Los marineros, que aguardaban a cada momento ese segundo ataque, no abandonaron un solo instante la cubierta, y para hacer comprender a los salvajes que vigilaban bien, dispararon varias veces el cañón y las espingardas, provocando con ello un nuevo vocerío de los enemigos, acampados en la playa, bajo los grandes árboles que festoneaban.
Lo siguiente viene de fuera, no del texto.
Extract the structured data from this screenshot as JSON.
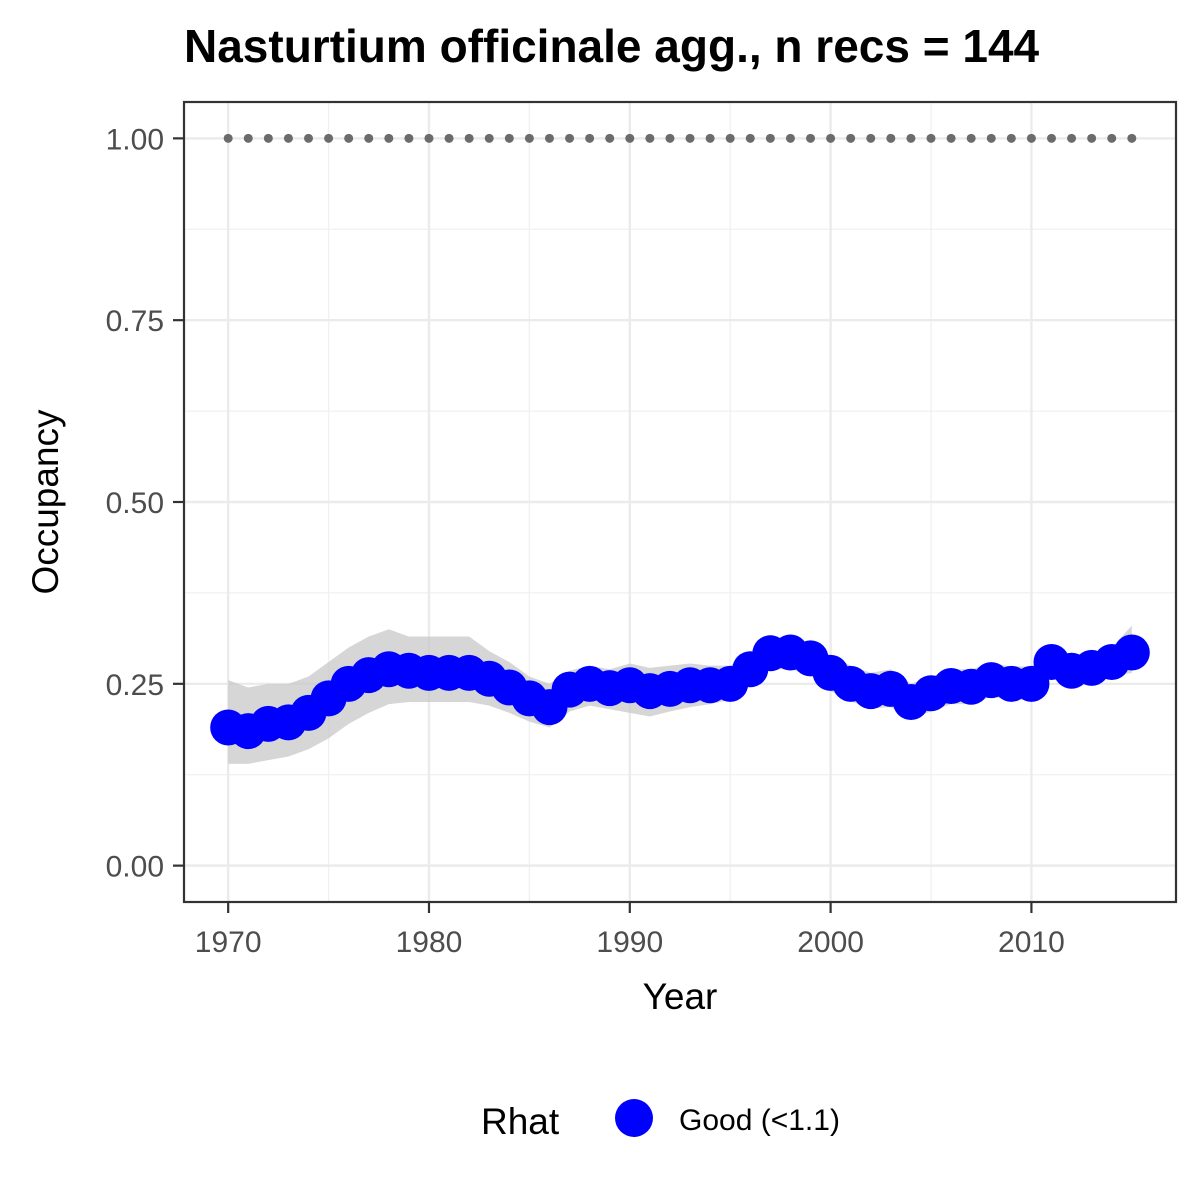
{
  "chart_data": {
    "type": "line",
    "title": "Nasturtium officinale agg., n recs = 144",
    "xlabel": "Year",
    "ylabel": "Occupancy",
    "xlim": [
      1967.8,
      2017.2
    ],
    "ylim": [
      -0.05,
      1.05
    ],
    "x_ticks": [
      1970,
      1980,
      1990,
      2000,
      2010
    ],
    "x_tick_labels": [
      "1970",
      "1980",
      "1990",
      "2000",
      "2010"
    ],
    "y_ticks": [
      0,
      0.25,
      0.5,
      0.75,
      1
    ],
    "y_tick_labels": [
      "0.00",
      "0.25",
      "0.50",
      "0.75",
      "1.00"
    ],
    "grid": true,
    "legend": {
      "title": "Rhat",
      "position": "bottom",
      "entries": [
        {
          "label": "Good (<1.1)",
          "color": "#0000ff"
        }
      ]
    },
    "x": [
      1970,
      1971,
      1972,
      1973,
      1974,
      1975,
      1976,
      1977,
      1978,
      1979,
      1980,
      1981,
      1982,
      1983,
      1984,
      1985,
      1986,
      1987,
      1988,
      1989,
      1990,
      1991,
      1992,
      1993,
      1994,
      1995,
      1996,
      1997,
      1998,
      1999,
      2000,
      2001,
      2002,
      2003,
      2004,
      2005,
      2006,
      2007,
      2008,
      2009,
      2010,
      2011,
      2012,
      2013,
      2014,
      2015
    ],
    "series": [
      {
        "name": "Good (<1.1)",
        "color": "#0000ff",
        "values": [
          0.19,
          0.185,
          0.195,
          0.197,
          0.21,
          0.23,
          0.25,
          0.262,
          0.27,
          0.268,
          0.265,
          0.265,
          0.265,
          0.257,
          0.245,
          0.23,
          0.218,
          0.242,
          0.25,
          0.244,
          0.248,
          0.24,
          0.243,
          0.248,
          0.248,
          0.25,
          0.27,
          0.292,
          0.293,
          0.285,
          0.265,
          0.25,
          0.24,
          0.243,
          0.225,
          0.237,
          0.247,
          0.246,
          0.255,
          0.25,
          0.25,
          0.28,
          0.268,
          0.272,
          0.28,
          0.293
        ],
        "lower": [
          0.14,
          0.14,
          0.145,
          0.15,
          0.16,
          0.175,
          0.195,
          0.21,
          0.222,
          0.225,
          0.225,
          0.225,
          0.225,
          0.22,
          0.21,
          0.198,
          0.19,
          0.212,
          0.22,
          0.215,
          0.21,
          0.205,
          0.212,
          0.218,
          0.222,
          0.228,
          0.248,
          0.27,
          0.27,
          0.262,
          0.24,
          0.226,
          0.216,
          0.218,
          0.202,
          0.212,
          0.222,
          0.222,
          0.232,
          0.228,
          0.228,
          0.258,
          0.248,
          0.252,
          0.26,
          0.265
        ],
        "upper": [
          0.255,
          0.245,
          0.25,
          0.25,
          0.26,
          0.28,
          0.3,
          0.315,
          0.325,
          0.315,
          0.315,
          0.315,
          0.315,
          0.295,
          0.28,
          0.26,
          0.25,
          0.268,
          0.275,
          0.27,
          0.278,
          0.272,
          0.275,
          0.278,
          0.275,
          0.275,
          0.292,
          0.31,
          0.31,
          0.3,
          0.29,
          0.275,
          0.265,
          0.27,
          0.25,
          0.26,
          0.27,
          0.27,
          0.278,
          0.274,
          0.274,
          0.3,
          0.29,
          0.29,
          0.3,
          0.33
        ]
      },
      {
        "name": "",
        "color": "#6b6b6b",
        "style": "dotted",
        "values": [
          1,
          1,
          1,
          1,
          1,
          1,
          1,
          1,
          1,
          1,
          1,
          1,
          1,
          1,
          1,
          1,
          1,
          1,
          1,
          1,
          1,
          1,
          1,
          1,
          1,
          1,
          1,
          1,
          1,
          1,
          1,
          1,
          1,
          1,
          1,
          1,
          1,
          1,
          1,
          1,
          1,
          1,
          1,
          1,
          1,
          1
        ]
      }
    ]
  }
}
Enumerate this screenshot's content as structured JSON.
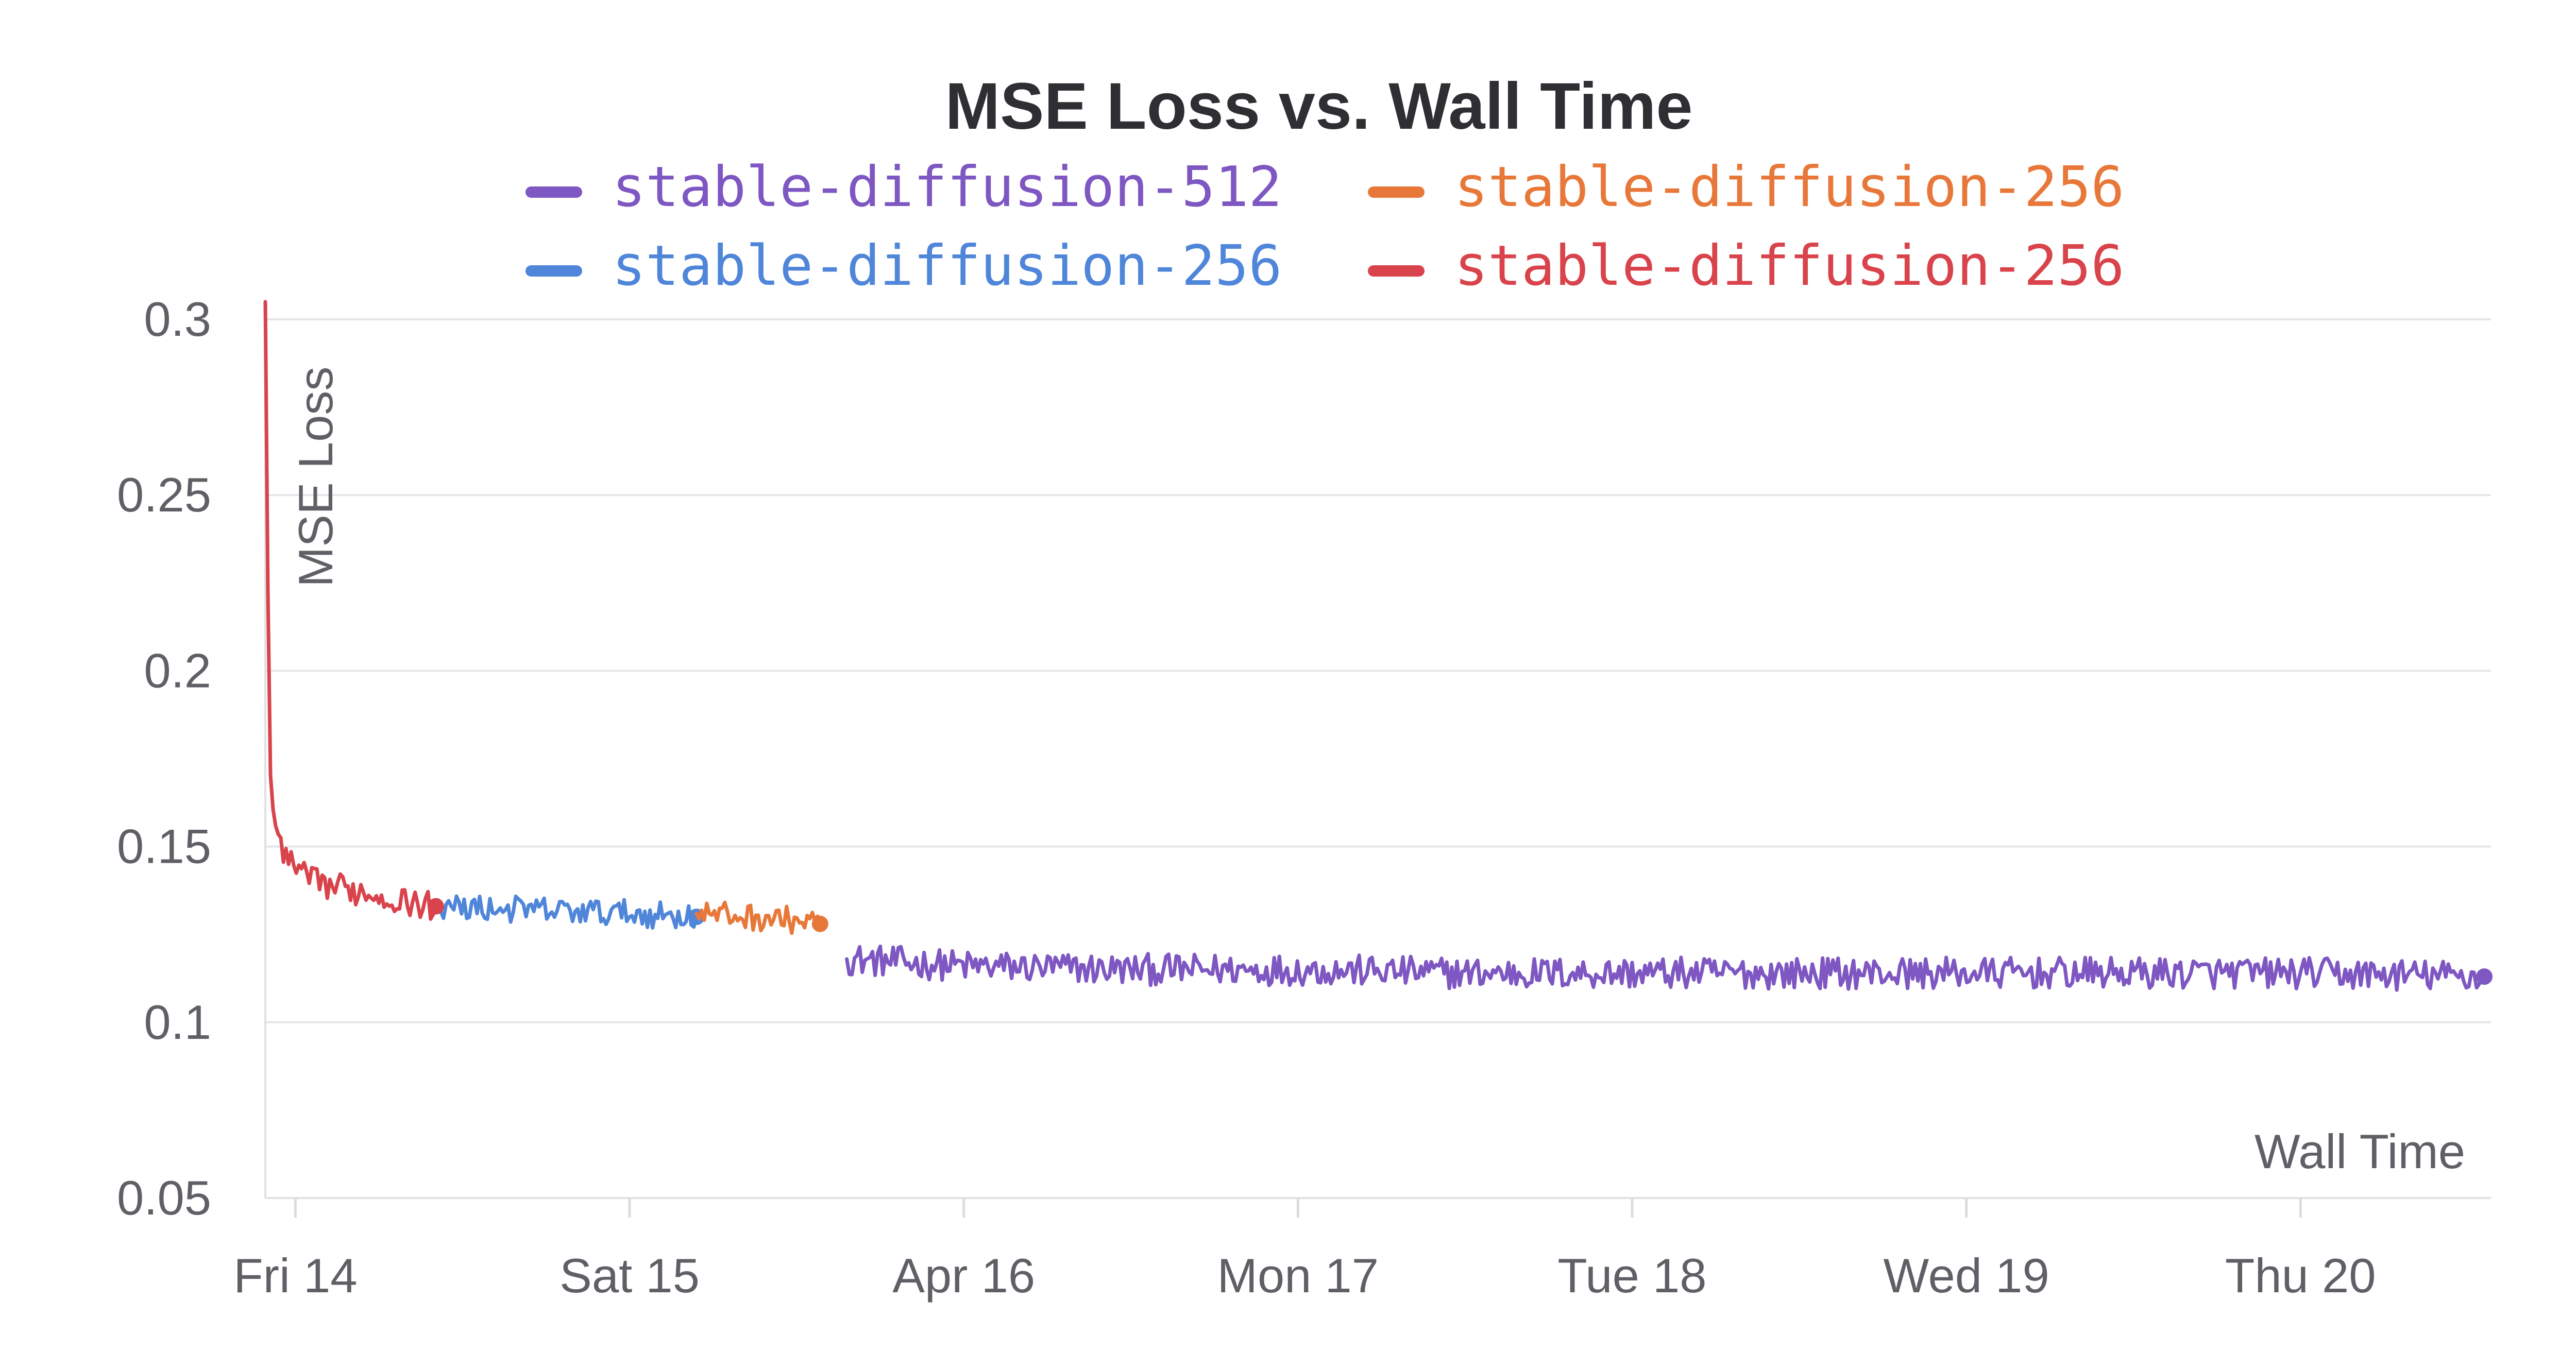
{
  "chart_data": {
    "type": "line",
    "title": "MSE Loss vs. Wall Time",
    "xlabel": "Wall Time",
    "ylabel": "MSE Loss",
    "x_axis_type": "time",
    "x_start": "Fri 14",
    "x_range_days": [
      -0.09,
      6.57
    ],
    "x_ticks": [
      {
        "label": "Fri 14",
        "day": 0
      },
      {
        "label": "Sat 15",
        "day": 1
      },
      {
        "label": "Apr 16",
        "day": 2
      },
      {
        "label": "Mon 17",
        "day": 3
      },
      {
        "label": "Tue 18",
        "day": 4
      },
      {
        "label": "Wed 19",
        "day": 5
      },
      {
        "label": "Thu 20",
        "day": 6
      }
    ],
    "ylim": [
      0.05,
      0.3
    ],
    "y_ticks": [
      {
        "label": "0.05",
        "value": 0.05
      },
      {
        "label": "0.1",
        "value": 0.1
      },
      {
        "label": "0.15",
        "value": 0.15
      },
      {
        "label": "0.2",
        "value": 0.2
      },
      {
        "label": "0.25",
        "value": 0.25
      },
      {
        "label": "0.3",
        "value": 0.3
      }
    ],
    "grid": true,
    "legend_position": "top-center",
    "series": [
      {
        "name": "stable-diffusion-512",
        "color": "#7e57c2",
        "points": [
          [
            1.65,
            0.118
          ],
          [
            2.0,
            0.116
          ],
          [
            2.5,
            0.115
          ],
          [
            3.0,
            0.115
          ],
          [
            3.5,
            0.114
          ],
          [
            4.0,
            0.114
          ],
          [
            4.5,
            0.114
          ],
          [
            5.0,
            0.114
          ],
          [
            5.5,
            0.114
          ],
          [
            6.0,
            0.114
          ],
          [
            6.55,
            0.113
          ]
        ],
        "noise": 0.0045
      },
      {
        "name": "stable-diffusion-256",
        "color": "#e8783a",
        "points": [
          [
            1.2,
            0.131
          ],
          [
            1.35,
            0.13
          ],
          [
            1.5,
            0.129
          ],
          [
            1.57,
            0.128
          ]
        ],
        "noise": 0.0038
      },
      {
        "name": "stable-diffusion-256",
        "color": "#4f86d9",
        "points": [
          [
            0.42,
            0.133
          ],
          [
            0.7,
            0.132
          ],
          [
            1.0,
            0.131
          ],
          [
            1.2,
            0.13
          ]
        ],
        "noise": 0.0038
      },
      {
        "name": "stable-diffusion-256",
        "color": "#d9434b",
        "points": [
          [
            -0.09,
            0.305
          ],
          [
            -0.085,
            0.25
          ],
          [
            -0.08,
            0.2
          ],
          [
            -0.075,
            0.17
          ],
          [
            -0.06,
            0.155
          ],
          [
            -0.03,
            0.146
          ],
          [
            0.05,
            0.14
          ],
          [
            0.2,
            0.137
          ],
          [
            0.35,
            0.134
          ],
          [
            0.42,
            0.133
          ]
        ],
        "noise": 0.004
      }
    ]
  }
}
Cuando despuntó el alba, el capitán, que no había cerrado los ojos en toda la noche, dispuesto a evitar un segundo asalto, vio que había aumentado el número de los enemigos. Sobre las playas había lo menos cinco o seis mil salvajes, y a algunos se les veía llegar de las islas cercanas; pero ninguno de ellos se atrevía a acercarse a la «Nueva Georgia», que parecía infundir a toda aquella gente un supersticioso terror.
—¿Intentarán un nuevo asalto y esperarán a ser más para que les resulte más seguro? —preguntó el capitán a MacBjorn, que observaba atentamente a los salvajes.